The redemption tour is over and Congress has a new Comeback Kid.
Scandal-laden former South Carolina governor Mark Sanford won back his old congressional seat on Tuesday night, defeating Democrat Elizabeth Colbert Busch by a 54 percent to 45 percent margin in a high-turnout special election.
The victory shocked the national press corps, who had been predicting a Colbert-Busch victory—with MSNBC’s Chris Matthews, for example, declaring “this is not serious” after a PPP poll found Sanford 9 points behind the Democratic nominee two weeks from Election Day.
But to be fair, even the Republican National Congressional Committee decided that Sanford was a lost cause, unceremoniously withdrawing its cash after court documents were leaked showing that Sanford had violated the terms of his divorce agreement by trespassing onto his ex-wife’s property to watch the Super Bowl with their sons.
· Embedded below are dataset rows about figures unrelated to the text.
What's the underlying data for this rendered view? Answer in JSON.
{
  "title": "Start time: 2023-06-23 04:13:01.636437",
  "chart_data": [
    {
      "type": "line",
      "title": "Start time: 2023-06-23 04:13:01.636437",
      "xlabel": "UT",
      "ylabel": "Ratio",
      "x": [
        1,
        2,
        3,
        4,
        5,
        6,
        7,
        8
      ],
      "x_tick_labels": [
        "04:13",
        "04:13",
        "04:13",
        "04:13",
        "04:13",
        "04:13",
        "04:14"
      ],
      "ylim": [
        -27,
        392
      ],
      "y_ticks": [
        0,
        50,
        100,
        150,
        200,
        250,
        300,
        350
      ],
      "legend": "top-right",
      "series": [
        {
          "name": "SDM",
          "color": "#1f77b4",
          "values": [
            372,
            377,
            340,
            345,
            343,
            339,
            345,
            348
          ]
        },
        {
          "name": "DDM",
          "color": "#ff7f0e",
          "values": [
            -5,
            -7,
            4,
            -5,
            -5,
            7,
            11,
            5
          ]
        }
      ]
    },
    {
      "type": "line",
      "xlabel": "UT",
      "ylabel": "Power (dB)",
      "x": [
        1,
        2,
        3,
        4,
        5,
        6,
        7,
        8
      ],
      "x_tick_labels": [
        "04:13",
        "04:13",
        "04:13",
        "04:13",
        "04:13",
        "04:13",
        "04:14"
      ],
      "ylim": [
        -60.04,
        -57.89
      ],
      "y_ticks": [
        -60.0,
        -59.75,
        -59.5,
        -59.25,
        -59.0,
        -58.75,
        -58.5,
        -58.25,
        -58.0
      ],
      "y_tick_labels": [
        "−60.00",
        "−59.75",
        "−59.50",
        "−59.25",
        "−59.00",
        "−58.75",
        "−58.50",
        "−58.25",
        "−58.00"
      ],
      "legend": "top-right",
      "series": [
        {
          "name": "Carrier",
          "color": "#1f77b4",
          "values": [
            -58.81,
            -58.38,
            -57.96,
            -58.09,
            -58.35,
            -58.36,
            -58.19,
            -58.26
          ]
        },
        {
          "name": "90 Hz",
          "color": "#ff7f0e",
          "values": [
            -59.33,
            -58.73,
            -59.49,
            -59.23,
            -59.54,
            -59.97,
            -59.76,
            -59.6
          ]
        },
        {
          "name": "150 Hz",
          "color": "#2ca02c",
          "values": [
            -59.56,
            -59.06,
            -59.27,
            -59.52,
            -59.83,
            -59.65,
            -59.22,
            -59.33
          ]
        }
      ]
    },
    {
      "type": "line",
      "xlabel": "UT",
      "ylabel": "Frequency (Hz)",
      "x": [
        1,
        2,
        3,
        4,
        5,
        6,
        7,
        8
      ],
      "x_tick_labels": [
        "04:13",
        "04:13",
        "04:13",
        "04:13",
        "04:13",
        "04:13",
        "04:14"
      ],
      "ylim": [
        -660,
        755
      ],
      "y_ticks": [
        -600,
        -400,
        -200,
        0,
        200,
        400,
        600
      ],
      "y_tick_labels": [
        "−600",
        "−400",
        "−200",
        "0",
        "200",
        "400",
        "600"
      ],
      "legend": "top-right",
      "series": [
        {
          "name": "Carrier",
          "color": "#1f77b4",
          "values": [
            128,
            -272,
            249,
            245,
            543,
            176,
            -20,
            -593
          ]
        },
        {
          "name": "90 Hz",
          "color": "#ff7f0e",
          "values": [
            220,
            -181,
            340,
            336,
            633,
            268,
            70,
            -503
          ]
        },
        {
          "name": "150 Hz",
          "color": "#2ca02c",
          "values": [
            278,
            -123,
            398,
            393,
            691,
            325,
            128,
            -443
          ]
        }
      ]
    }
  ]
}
There were late-inning dirty tricks on the Republican side of the aisle as well, such as the release of late 1980s mug shots of Colbert-Busch.
The national impulse to view the race as a contest between Jenny Sanford and Stephen Colbert—Elizabeth’s beloved comedian brother—was so tempting that it distracted from the facts on the ground. Sanford’s much-mocked tactic of debating a cardboard cutout of Nancy Pelosi proved an effective tool to nationalize the race for local voters, casting the contest as a decision about whether liberal Democrats should have another vote in Congress. That move, combined with the 18 percent advantage Republicans have in the coastal First District—thanks to the rigged system of redistricting—helped Sanford win.
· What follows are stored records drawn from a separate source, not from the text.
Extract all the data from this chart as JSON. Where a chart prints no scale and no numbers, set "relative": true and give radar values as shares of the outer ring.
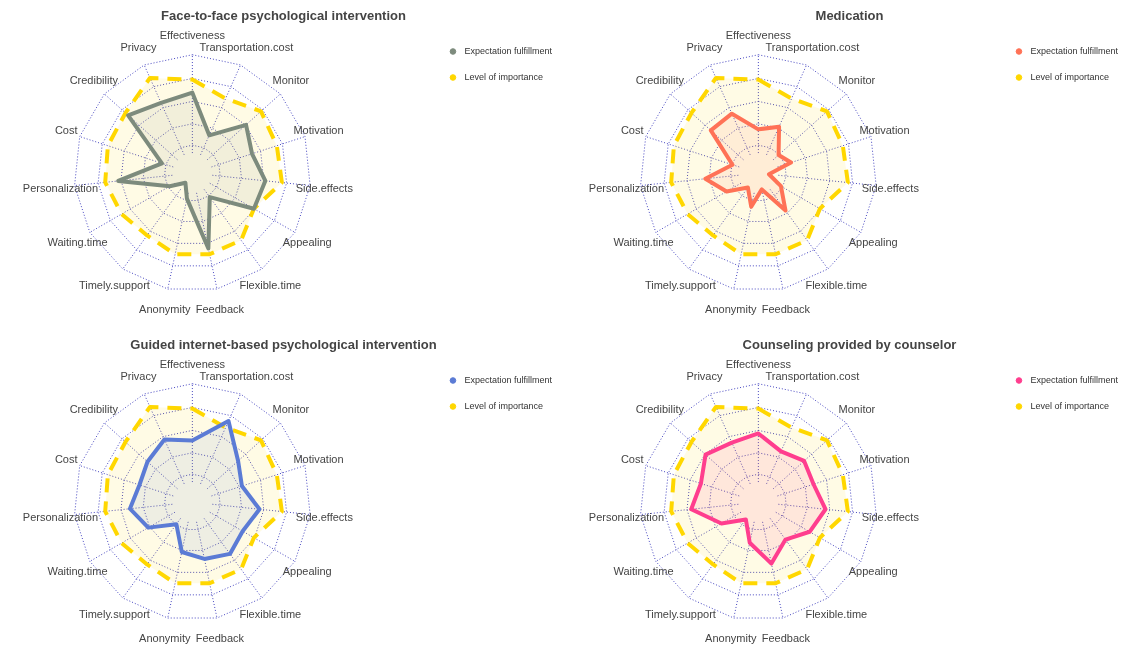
{
  "chart_data": [
    {
      "type": "radar",
      "title": "Face-to-face psychological intervention",
      "relative": true,
      "grid": true,
      "legend": "right",
      "categories": [
        "Effectiveness",
        "Transportation.cost",
        "Monitor",
        "Motivation",
        "Side.effects",
        "Appealing",
        "Flexible.time",
        "Feedback",
        "Anonymity",
        "Timely.support",
        "Waiting.time",
        "Personalization",
        "Cost",
        "Credibility",
        "Privacy"
      ],
      "series": [
        {
          "name": "Expectation fulfillment",
          "color": "#7d8b7d",
          "line_style": "solid",
          "values": [
            0.68,
            0.35,
            0.61,
            0.53,
            0.62,
            0.6,
            0.25,
            0.65,
            0.22,
            0.1,
            0.22,
            0.63,
            0.27,
            0.73,
            0.65
          ]
        },
        {
          "name": "Level of importance",
          "color": "#ffd700",
          "line_style": "dashed",
          "values": [
            0.79,
            0.69,
            0.78,
            0.75,
            0.76,
            0.6,
            0.7,
            0.7,
            0.7,
            0.65,
            0.69,
            0.74,
            0.75,
            0.76,
            0.88
          ]
        }
      ]
    },
    {
      "type": "radar",
      "title": "Medication",
      "relative": true,
      "grid": true,
      "legend": "right",
      "categories": [
        "Effectiveness",
        "Transportation.cost",
        "Monitor",
        "Motivation",
        "Side.effects",
        "Appealing",
        "Flexible.time",
        "Feedback",
        "Anonymity",
        "Timely.support",
        "Waiting.time",
        "Personalization",
        "Cost",
        "Credibility",
        "Privacy"
      ],
      "series": [
        {
          "name": "Expectation fulfillment",
          "color": "#ff7256",
          "line_style": "solid",
          "values": [
            0.37,
            0.43,
            0.23,
            0.29,
            0.09,
            0.22,
            0.39,
            0.14,
            0.29,
            0.15,
            0.31,
            0.45,
            0.23,
            0.54,
            0.55
          ]
        },
        {
          "name": "Level of importance",
          "color": "#ffd700",
          "line_style": "dashed",
          "values": [
            0.79,
            0.69,
            0.78,
            0.75,
            0.76,
            0.6,
            0.7,
            0.7,
            0.7,
            0.65,
            0.69,
            0.74,
            0.75,
            0.76,
            0.88
          ]
        }
      ]
    },
    {
      "type": "radar",
      "title": "Guided internet-based psychological intervention",
      "relative": true,
      "grid": true,
      "legend": "right",
      "categories": [
        "Effectiveness",
        "Transportation.cost",
        "Monitor",
        "Motivation",
        "Side.effects",
        "Appealing",
        "Flexible.time",
        "Feedback",
        "Anonymity",
        "Timely.support",
        "Waiting.time",
        "Personalization",
        "Cost",
        "Credibility",
        "Privacy"
      ],
      "series": [
        {
          "name": "Expectation fulfillment",
          "color": "#5b7bd5",
          "line_style": "solid",
          "values": [
            0.52,
            0.75,
            0.52,
            0.44,
            0.57,
            0.49,
            0.54,
            0.49,
            0.43,
            0.23,
            0.43,
            0.53,
            0.47,
            0.51,
            0.58
          ]
        },
        {
          "name": "Level of importance",
          "color": "#ffd700",
          "line_style": "dashed",
          "values": [
            0.79,
            0.69,
            0.78,
            0.75,
            0.76,
            0.6,
            0.7,
            0.7,
            0.7,
            0.65,
            0.69,
            0.74,
            0.75,
            0.76,
            0.88
          ]
        }
      ]
    },
    {
      "type": "radar",
      "title": "Counseling provided by counselor",
      "relative": true,
      "grid": true,
      "legend": "right",
      "categories": [
        "Effectiveness",
        "Transportation.cost",
        "Monitor",
        "Motivation",
        "Side.effects",
        "Appealing",
        "Flexible.time",
        "Feedback",
        "Anonymity",
        "Timely.support",
        "Waiting.time",
        "Personalization",
        "Cost",
        "Credibility",
        "Privacy"
      ],
      "series": [
        {
          "name": "Expectation fulfillment",
          "color": "#ff3e8e",
          "line_style": "solid",
          "values": [
            0.58,
            0.47,
            0.52,
            0.49,
            0.57,
            0.5,
            0.39,
            0.53,
            0.35,
            0.18,
            0.36,
            0.57,
            0.51,
            0.6,
            0.55
          ]
        },
        {
          "name": "Level of importance",
          "color": "#ffd700",
          "line_style": "dashed",
          "values": [
            0.79,
            0.69,
            0.78,
            0.75,
            0.76,
            0.6,
            0.7,
            0.7,
            0.7,
            0.65,
            0.69,
            0.74,
            0.75,
            0.76,
            0.88
          ]
        }
      ]
    }
  ]
}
Elizabeth Colbert Busch ran a confident campaign, relentlessly running as an “independent businesswoman” who would vote her district and be a centrist voice devoted to calming hyperpartisan discord in Congress. She was rewarded with the most competitive congressional general election the First District has had since 1980. But her initial success in polls might have created an overconfidence that put her campaign on the defense, trying not to lose rather than trying to win. She agreed to only one debate and in the final day of the election kept a minimal campaign schedule while Sanford stuck to a tireless calendar, with 10 scheduled stops.
Perhaps the only truly transferable lesson here is a reinforcement of the old adage “all politics is local” and in politics, as in sports, the best defense is a good offense.
“The Colbert Busch team ran like their party won 58-40 last November,” said Shawn Drury, political editor of South Carolina Patch.com, which provided the most detailed coverage of the campaign and hosted the sole debate (which I participated in). “And they were stunned by the degree to which Republicans turned out for the special election.”
From the start of this unlikely campaign, Sanford has been easy to underestimate. His well-chronicled scandal, which brought “hiking the Appalachian Trail” into the lexicon, obscured his ability to connect with low-country voters. There’s a reason Sanford has never lost an election, and during the crowded GOP primaries I was struck by the way local voters called him “Mark” rather than “Governor”—and his evident mastery of policy details helped him stand out from the pack. For all the easy accusations of hypocrisy, Sanford had never been a social conservative Bible-thumper as much as strident fiscal conservative who was railing against the deficit and debt while arguing for entitlement reform back in the 1990s.
All this translated to Sanford outperforming polls throughout this campaign by considerable margins. Some voters were reluctant to tell pollsters they would pull the lever for as scandal-scarred a candidate as Sanford, but in the end they did.
Sanford has been granted the rarest thing in political life—a second chance. He will have to earn this opportunity by following through on his promise to be more humble and empathetic in office. He will enter Congress with seniority and a chance to steer debates in a constructive rather than inflammatory way. No doubt some politicians—I’m looking at you, Anthony Weiner—will take too much comfort from Sanford’s victory and be tempted to pursue their own premature redemption campaign. The takeaway isn’t that scandals don’t matter, but that voters can put them in perspective. Perhaps the most transferable lesson is a reinforcement of the old adage “all politics is local” and the idea that in politics, as in sports, the best defense is a good offense.
For Sanford, the personal and political drama is not over. On Thursday, the congressman-elect is scheduled to appear in court to answer trespassing charges against his ex-wife. Then he will head back to the House of Representatives, where his career began almost 20 years ago—older and, presumably, wiser.